Actualité de ce film, et sa modernité par la mise en jeu de toutes les technologies que la spéculation requérait à cette époque : téléphone, télégraphe, circuits et pneumatiques. Un art de la transmission. Un film au fait de toutes les innovations technologiques.

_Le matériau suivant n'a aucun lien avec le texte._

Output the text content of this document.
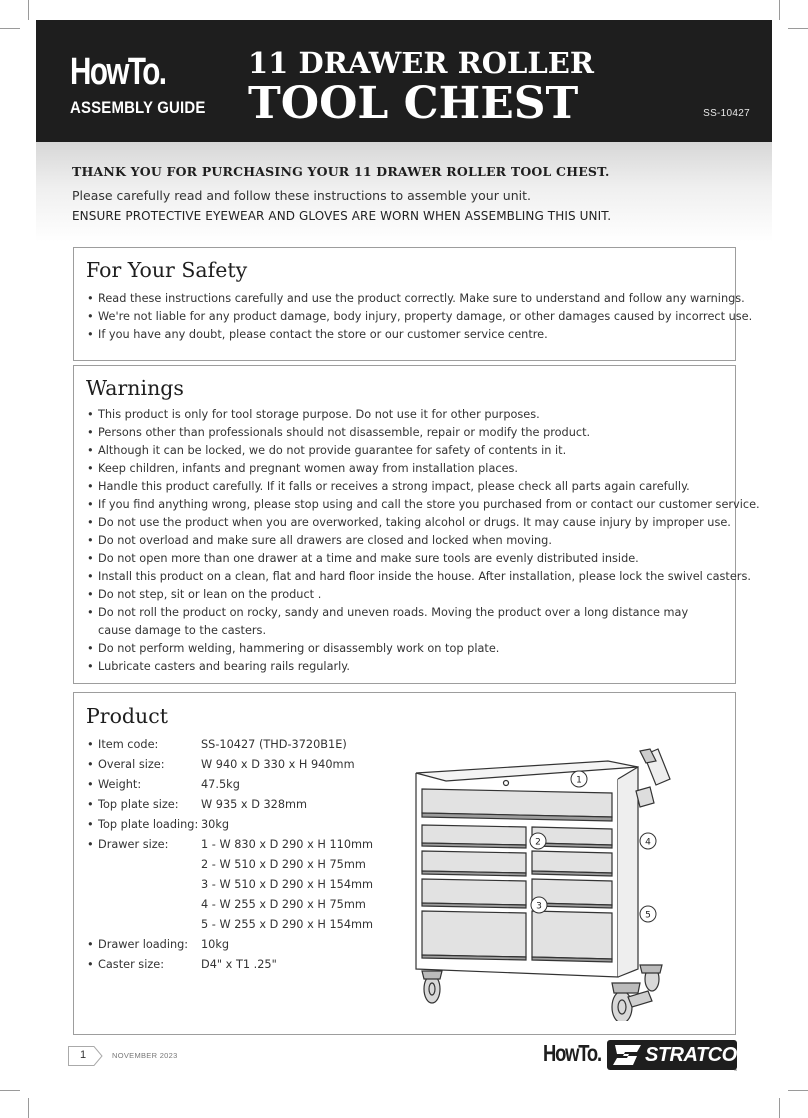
HowTo.
ASSEMBLY GUIDE
11 DRAWER ROLLER
TOOL CHEST	SS-10427
THANK YOU FOR PURCHASING YOUR 11 DRAWER ROLLER TOOL CHEST.
Please carefully read and follow these instructions to assemble your unit.
ENSURE PROTECTIVE EYEWEAR AND GLOVES ARE WORN WHEN ASSEMBLING THIS UNIT.
For Your Safety
• Read these instructions carefully and use the product correctly. Make sure to understand and follow any warnings.
• We're not liable for any product damage, body injury, property damage, or other damages caused by incorrect use.
• If you have any doubt, please contact the store or our customer service centre.
Warnings
• This product is only for tool storage purpose. Do not use it for other purposes.
• Persons other than professionals should not disassemble, repair or modify the product.
• Although it can be locked, we do not provide guarantee for safety of contents in it.
• Keep children, infants and pregnant women away from installation places.
• Handle this product carefully. If it falls or receives a strong impact, please check all parts again carefully.
• If you find anything wrong, please stop using and call the store you purchased from or contact our customer service.
• Do not use the product when you are overworked, taking alcohol or drugs. It may cause injury by improper use.
• Do not overload and make sure all drawers are closed and locked when moving.
• Do not open more than one drawer at a time and make sure tools are evenly distributed inside.
• Install this product on a clean, flat and hard floor inside the house. After installation, please lock the swivel casters.
• Do not step, sit or lean on the product .
• Do not roll the product on rocky, sandy and uneven roads. Moving the product over a long distance may cause damage to the casters.
• Do not perform welding, hammering or disassembly work on top plate.
• Lubricate casters and bearing rails regularly.
Product
• Item code:	SS-10427 (THD-3720B1E)
• Overal size:	W 940 x D 330 x H 940mm
• Weight:	47.5kg
• Top plate size: W 935 x D 328mm
• Top plate loading: 30kg
• Drawer size:	1 - W 830 x D 290 x H 110mm
2 - W 510 x D 290 x H 75mm
3 - W 510 x D 290 x H 154mm
4 - W 255 x D 290 x H 75mm
5 - W 255 x D 290 x H 154mm
• Drawer loading: 10kg
• Caster size:	D4" x T1 .25"
1
2
3
4
5
1	NOVEMBER 2023	HowTo. STRATCO
™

À considérer, vers la fin du muet, dans toutes les mutations de la technologie et du cinéma, d’où l’intérêt de le voir aujourd’hui en DVD. Et à ce jeu du transfert, comme à la Bourse, on y perd, on y gagne.
On y perd le monumentalisme géométrique, une des dimensions essentielles du film (la Banque, le Palais de la Bourse) ; on y gagne en intime : les sulfureuses scènes Saccard / Sandorf, les adieux Line / Hamelin, et on y découvre un L’Herbier portraitiste (dimension renforcée par les essais des acteurs présentés en bonus), où le portrait psychologique fait partie de cette description prise sur le vif du monde de l’argent. Et du monumentalisme de la projection, on passe à la diffusion du numérique, même si, de l’analogique argentique au numérique, c’est toujours le numéraire qui gagne. Digital triomphant, en sur-numéraire.


 

Et toujours à faveur de ce transfert, on y gagne aussi bien sûr des bonus. Primes supplémentaires au bénéfice du spectateur. Les Portraits des essais, dont nous avons déjà parlé, en particulier un essai de Madeleine Renaud, et un portrait duo de Alcover et Yvonne Guilbert. Et une séquence bruitée de la Bourse en parallèle avec le départ d’Hamelin, composée d’une basse répétitive et continue, où L’Herbier montre, qu’à l’instar d’un Epstein, il pensait travailler sur la plasticité de la matière sonore comme sur celle de la matière visuelle.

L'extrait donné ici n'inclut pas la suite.